Muovendo qualche breve e lento passo le si avvicinò. Sara era rimasta immobile accanto alla porta finestra che conduceva dal piccolo soggiorno al balcone. Il suo corpo era stanco, inerme, piangeva. Solo le parole sembravano avere ancora la forza di resistere, dando vita ai pensieri. Gli chiedeva di andar via, di lasciarla in pace, pregò che sparisse mentre chiudeva gli occhi. Lo sentì arrivare, poteva avvertire il suo odore e il ritmo del suo respiro. Sentiva che avrebbe voluto cedere e lasciarsi andare, illudere ogni razionale pensiero che la voleva spingere lontana da lì, dal calore che quel corpo emanava, dal dolore e dalle lacrime che non aveva fatto altro che regalarle fino ad allora e che sapeva non avrebbe mai finito di darle. Non poteva smettere di piangere, di desiderarlo ed insieme di chiedergli di andar via. Finché la forte stretta della mano grande di Luca sul proprio volto la ridestò, invadendola di paura.
- Luca...
- Io ti voglio.
- Luca...
- Stai ferma.
- Lasciami, mi fai male...
- Zitta.
Strinse la presa e le spinse la testa all’indietro, facendola sbattere con violenza contro il vetro della finestra. Sara provò a parlare ancora, ma tutto nel suo corpo sembrava congelato, come le luci bianche che illuminavano la Milano di quella notte ingrata. Tutto era freddo e immobile, dentro Sara. Solo il cuore parlava e faceva un gran rumore.
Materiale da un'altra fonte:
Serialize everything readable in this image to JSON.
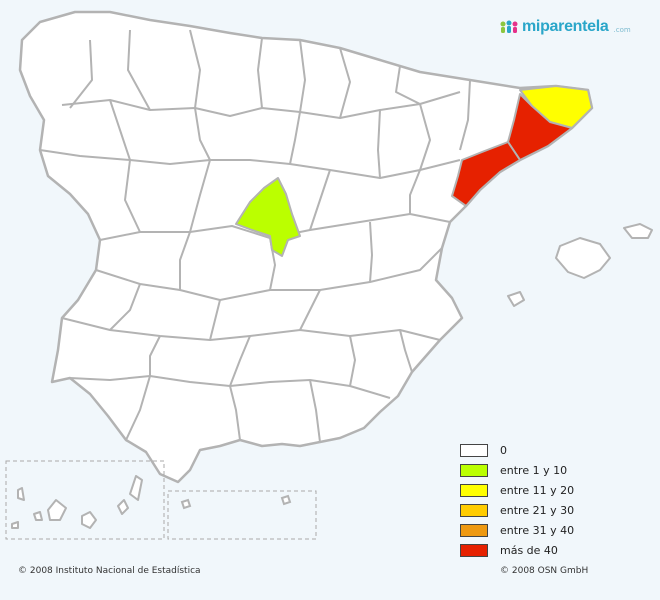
{
  "brand": {
    "name": "miparentela",
    "tld": ".com"
  },
  "legend": [
    {
      "label": "0",
      "color": "#ffffff"
    },
    {
      "label": "entre 1 y 10",
      "color": "#bbff00"
    },
    {
      "label": "entre 11 y 20",
      "color": "#ffff00"
    },
    {
      "label": "entre 21 y 30",
      "color": "#ffcc00"
    },
    {
      "label": "entre 31 y 40",
      "color": "#ee9911"
    },
    {
      "label": "más de 40",
      "color": "#e62100"
    }
  ],
  "regions": [
    {
      "name": "Madrid",
      "category": "entre 1 y 10",
      "color": "#bbff00"
    },
    {
      "name": "Girona",
      "category": "entre 11 y 20",
      "color": "#ffff00"
    },
    {
      "name": "Barcelona",
      "category": "más de 40",
      "color": "#e62100"
    },
    {
      "name": "Tarragona",
      "category": "más de 40",
      "color": "#e62100"
    }
  ],
  "colors": {
    "province_fill": "#ffffff",
    "border": "#b3b3b3",
    "background": "#f1f7fb"
  },
  "footer": {
    "left": "© 2008 Instituto Nacional de Estadística",
    "right": "© 2008 OSN GmbH"
  }
}
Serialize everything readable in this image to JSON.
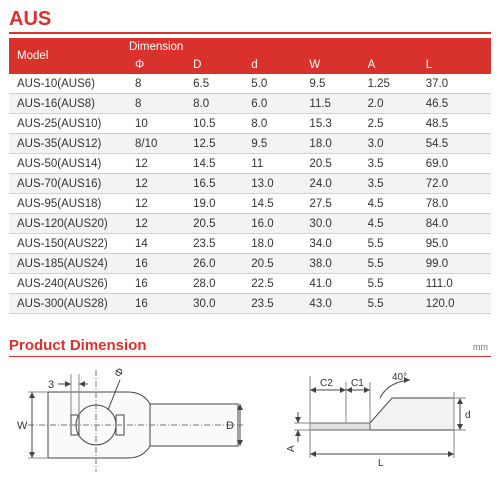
{
  "title": "AUS",
  "table": {
    "model_header": "Model",
    "dimension_header": "Dimension",
    "columns": [
      "Φ",
      "D",
      "d",
      "W",
      "A",
      "L"
    ],
    "rows": [
      [
        "AUS-10(AUS6)",
        "8",
        "6.5",
        "5.0",
        "9.5",
        "1.25",
        "37.0"
      ],
      [
        "AUS-16(AUS8)",
        "8",
        "8.0",
        "6.0",
        "11.5",
        "2.0",
        "46.5"
      ],
      [
        "AUS-25(AUS10)",
        "10",
        "10.5",
        "8.0",
        "15.3",
        "2.5",
        "48.5"
      ],
      [
        "AUS-35(AUS12)",
        "8/10",
        "12.5",
        "9.5",
        "18.0",
        "3.0",
        "54.5"
      ],
      [
        "AUS-50(AUS14)",
        "12",
        "14.5",
        "11",
        "20.5",
        "3.5",
        "69.0"
      ],
      [
        "AUS-70(AUS16)",
        "12",
        "16.5",
        "13.0",
        "24.0",
        "3.5",
        "72.0"
      ],
      [
        "AUS-95(AUS18)",
        "12",
        "19.0",
        "14.5",
        "27.5",
        "4.5",
        "78.0"
      ],
      [
        "AUS-120(AUS20)",
        "12",
        "20.5",
        "16.0",
        "30.0",
        "4.5",
        "84.0"
      ],
      [
        "AUS-150(AUS22)",
        "14",
        "23.5",
        "18.0",
        "34.0",
        "5.5",
        "95.0"
      ],
      [
        "AUS-185(AUS24)",
        "16",
        "26.0",
        "20.5",
        "38.0",
        "5.5",
        "99.0"
      ],
      [
        "AUS-240(AUS26)",
        "16",
        "28.0",
        "22.5",
        "41.0",
        "5.5",
        "111.0"
      ],
      [
        "AUS-300(AUS28)",
        "16",
        "30.0",
        "23.5",
        "43.0",
        "5.5",
        "120.0"
      ]
    ]
  },
  "product_dimension": {
    "heading": "Product Dimension",
    "unit": "mm",
    "top_view_labels": {
      "slot": "3",
      "phi": "Φ",
      "width": "W",
      "diameter": "D"
    },
    "side_view_labels": {
      "c2": "C2",
      "c1": "C1",
      "angle": "40°",
      "d": "d",
      "a": "A",
      "l": "L"
    }
  },
  "colors": {
    "accent": "#d9312b",
    "row_alt": "#f3f3f3"
  }
}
Una fiamma tremante infuocò il blu dei suoi occhi, ma Luca non poteva notarla.
- Lo capisci, che ti amo?
La ragazza strinse gli occhi, chiedeva al cielo di far sparire le lacrime, asciugare il dolore e la paura. Ma non poteva controllare quel pianto che nascendo da quel blu le solcava le guance, il mento, il collo, e scendeva veloce come le mani di Luca, quelle mani bellissime che Sara aveva sognato tante notti, quelle mani grandi e calde che sconfinavano il buon senso e a cui non importava niente. Quelle mani che come lacrime forzavano i muscoli tesi e serrati delle gambe, e senza portare un fiore o un carezza la spogliavano, la spingevano, la sollevavano e la aprivano, e permettevano a Luca di entrare in lei, mescolarsi al dolore, al pianto, all’amaro, al gelo, diventare un tutt’uno con quel corpo inerme e immobile, freddo, solo, spaventato. Il pianto silenzioso e la muta preghiera sovrastati dal respiro sporco di Luca sparivano, e con loro spariva Sara, e lei ebbe paura di non esistere più mentre contro a quel vetro il suo amore la spogliava di tutto e la riempiva di niente.